The space in my reading life that I used to, and still sometimes do, fill up with chicklit, you know, those super-tired, really-late-at-night-can’t-sleep moments, has been infiltrated with a longing for gruesome, intriguing mystery novels. So, when I skipped ahead to my stack of Cs, I pulled The Burning by Jane Casey off the shelf. Powered by an ambitious young DC name Maeve Kerrigan, the central crime revolves around a serial murderer who stuns his victims and then sets them on fire. Gruesome, check. And when a fifth body shows up, that of a beautiful, but troubled (isn’t that always the way), ex-PR girl, Maeve’s convinced that it’s a copycat killer, and she’s assigned the case.
Interspersed with Maeve’s narrative, is Louise’s–she’s one of the dead girl, Rebecca’s, best friends (also called “Bex.”). The two together form a better picture of the victim, and you immediately get the sense that Louise is a highly unreliable narrator, which was intriguing for me. However (SPOILER SPOILER SPOILER), if you subscribe to the Law & Order guest star gimme school of thought, you’ll soon become convinced, as I did, that Louise isn’t all she appears to be…

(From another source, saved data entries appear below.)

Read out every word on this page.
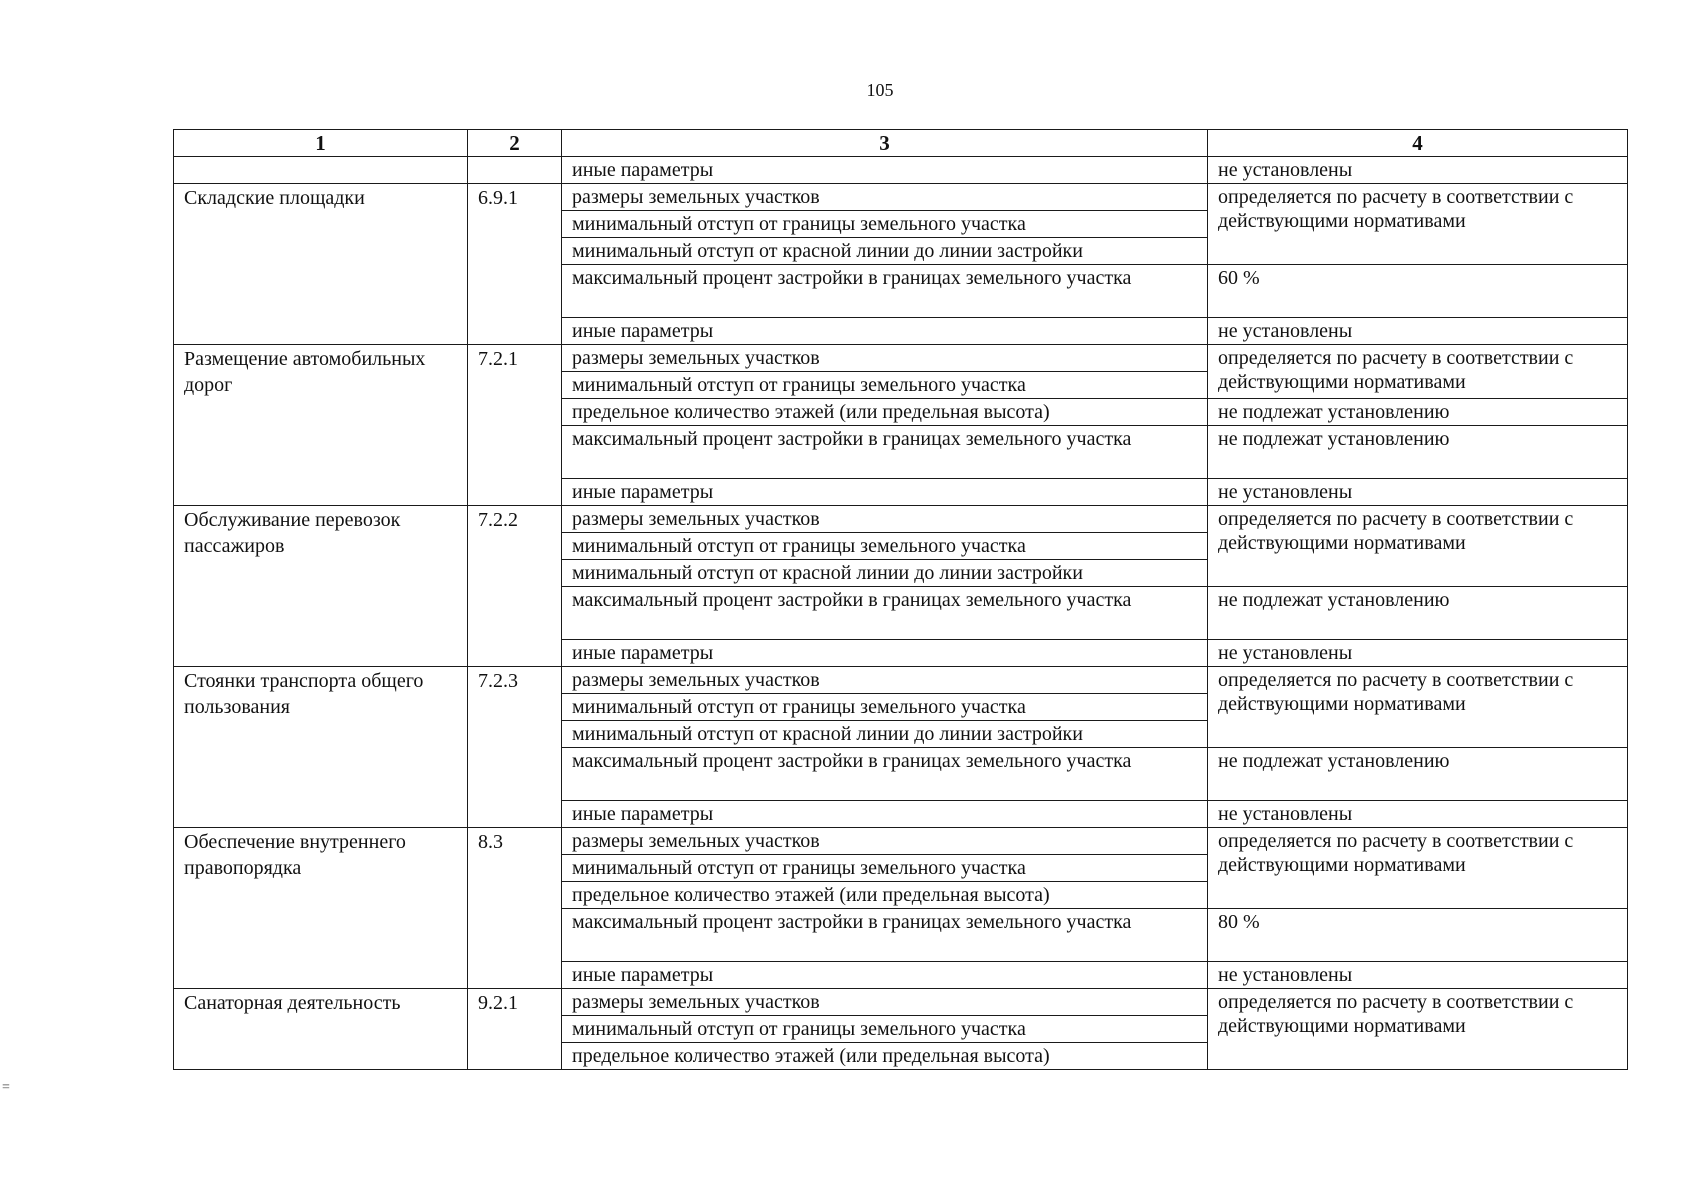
105
1	2	3	4
		иные параметры	не установлены
Складские площадки	6.9.1	размеры земельных участков	определяется по расчету в соответствии с действующими нормативами
		минимальный отступ от границы земельного участка	
		минимальный отступ от красной линии до линии застройки	
		максимальный процент застройки в границах земельного участка	60 %
		иные параметры	не установлены
Размещение автомобильных дорог	7.2.1	размеры земельных участков	определяется по расчету в соответствии с действующими нормативами
		минимальный отступ от границы земельного участка	
		предельное количество этажей (или предельная высота)	не подлежат установлению
		максимальный процент застройки в границах земельного участка	не подлежат установлению
		иные параметры	не установлены
Обслуживание перевозок пассажиров	7.2.2	размеры земельных участков	определяется по расчету в соответствии с действующими нормативами
		минимальный отступ от границы земельного участка	
		минимальный отступ от красной линии до линии застройки	
		максимальный процент застройки в границах земельного участка	не подлежат установлению
		иные параметры	не установлены
Стоянки транспорта общего пользования	7.2.3	размеры земельных участков	определяется по расчету в соответствии с действующими нормативами
		минимальный отступ от границы земельного участка	
		минимальный отступ от красной линии до линии застройки	
		максимальный процент застройки в границах земельного участка	не подлежат установлению
		иные параметры	не установлены
Обеспечение внутреннего правопорядка	8.3	размеры земельных участков	определяется по расчету в соответствии с действующими нормативами
		минимальный отступ от границы земельного участка	
		предельное количество этажей (или предельная высота)	
		максимальный процент застройки в границах земельного участка	80 %
		иные параметры	не установлены
Санаторная деятельность	9.2.1	размеры земельных участков	определяется по расчету в соответствии с действующими нормативами
		минимальный отступ от границы земельного участка	
		предельное количество этажей (или предельная высота)	
=
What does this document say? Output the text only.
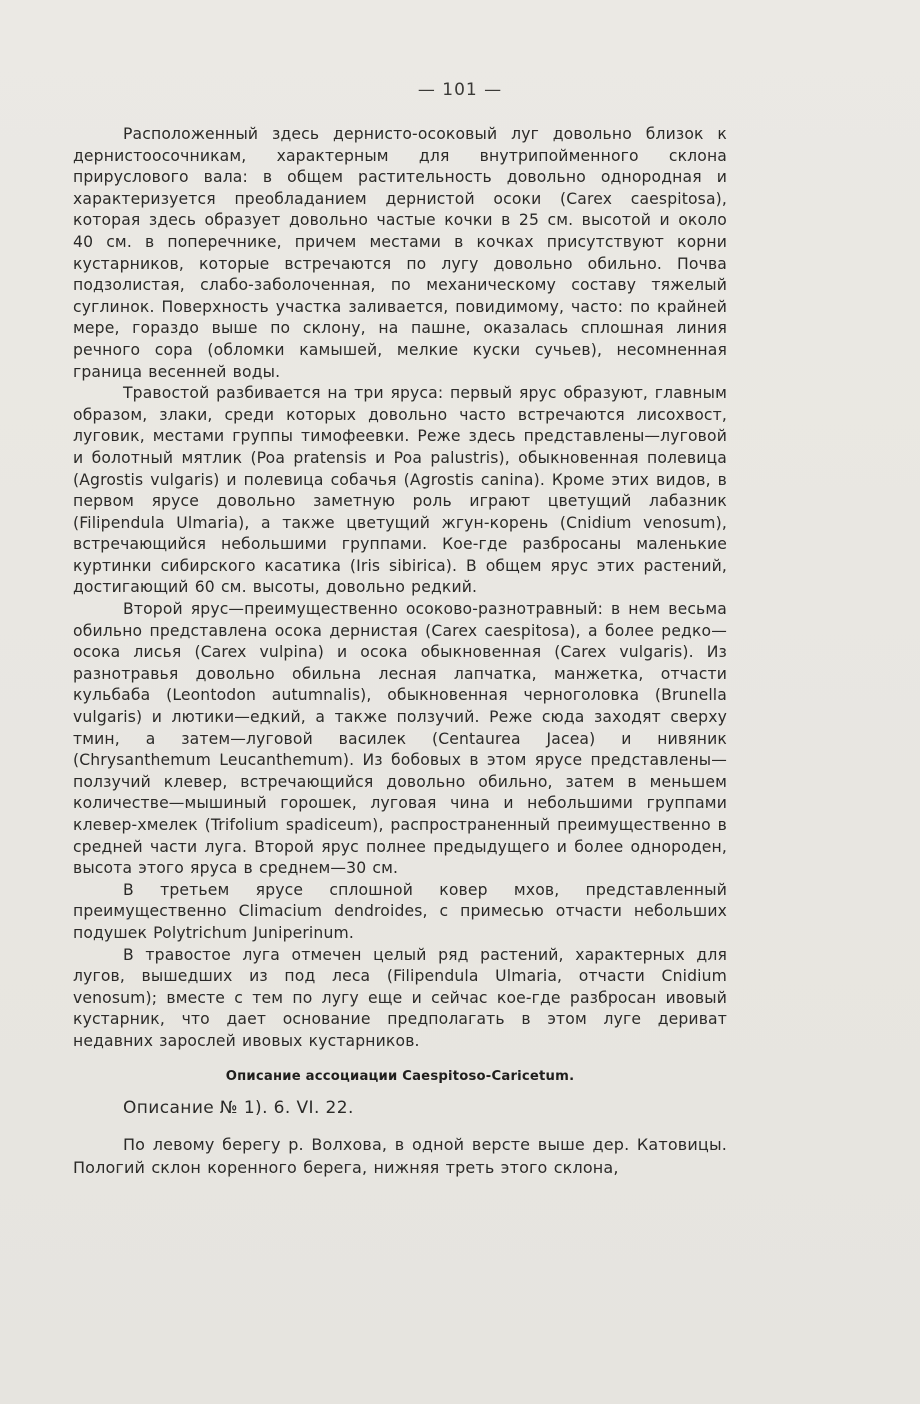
— 101 —

Расположенный здесь дернисто-осоковый луг довольно близок к дернистоосочникам, характерным для внутрипойменного склона прируслового вала: в общем растительность довольно однородная и характеризуется преобладанием дернистой осоки (Carex caespitosa), которая здесь образует довольно частые кочки в 25 см. высотой и около 40 см. в поперечнике, причем местами в кочках присутствуют корни кустарников, которые встречаются по лугу довольно обильно. Почва подзолистая, слабо-заболоченная, по механическому составу тяжелый суглинок. Поверхность участка заливается, повидимому, часто: по крайней мере, гораздо выше по склону, на пашне, оказалась сплошная линия речного сора (обломки камышей, мелкие куски сучьев), несомненная граница весенней воды.

Травостой разбивается на три яруса: первый ярус образуют, главным образом, злаки, среди которых довольно часто встречаются лисохвост, луговик, местами группы тимофеевки. Реже здесь представлены—луговой и болотный мятлик (Poa pratensis и Poa palustris), обыкновенная полевица (Agrostis vulgaris) и полевица собачья (Agrostis canina). Кроме этих видов, в первом ярусе довольно заметную роль играют цветущий лабазник (Filipendula Ulmaria), а также цветущий жгун-корень (Cnidium venosum), встречающийся небольшими группами. Кое-где разбросаны маленькие куртинки сибирского касатика (Iris sibirica). В общем ярус этих растений, достигающий 60 см. высоты, довольно редкий.

Второй ярус—преимущественно осоково-разнотравный: в нем весьма обильно представлена осока дернистая (Carex caespitosa), а более редко—осока лисья (Carex vulpina) и осока обыкновенная (Carex vulgaris). Из разнотравья довольно обильна лесная лапчатка, манжетка, отчасти кульбаба (Leontodon autumnalis), обыкновенная черноголовка (Brunella vulgaris) и лютики—едкий, а также ползучий. Реже сюда заходят сверху тмин, а затем—луговой василек (Centaurea Jacea) и нивяник (Chrysanthemum Leucanthemum). Из бобовых в этом ярусе представлены—ползучий клевер, встречающийся довольно обильно, затем в меньшем количестве—мышиный горошек, луговая чина и небольшими группами клевер-хмелек (Trifolium spadiceum), распространенный преимущественно в средней части луга. Второй ярус полнее предыдущего и более однороден, высота этого яруса в среднем—30 см.

В третьем ярусе сплошной ковер мхов, представленный преимущественно Climacium dendroides, с примесью отчасти небольших подушек Polytrichum Juniperinum.

В травостое луга отмечен целый ряд растений, характерных для лугов, вышедших из под леса (Filipendula Ulmaria, отчасти Cnidium venosum); вместе с тем по лугу еще и сейчас кое-где разбросан ивовый кустарник, что дает основание предполагать в этом луге дериват недавних зарослей ивовых кустарников.

Описание ассоциации Caespitoso-Caricetum.
Описание № 1). 6. VI. 22.

По левому берегу р. Волхова, в одной версте выше дер. Катовицы. Пологий склон коренного берега, нижняя треть этого склона,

Casey’s writing style really pulses the action forward, and I appreciated that–the book suffers a little from the more-is-more school of genre writing. Our heroine’s fighting crime, involved in a bad relationship, fighting with her mother, and so on. And Casey could have streamlined a lot more in terms of the descriptive writing, it got a bit much at points (we didn’t need to know the ins and outs of a character’s work life that we meet once and who has absolutely no relevance to the plot, you know?). And if you’re going to write from a third character’s perspective, don’t wait until the middle of the book to do so–I would have enjoyed his (Maeve’s partner’s) POV throughout the book. But, overall, I enjoyed the novel, especially the end bits. The violence was it entirely Mo Hayder-level believable? Not really, but Casey absolutely has promise.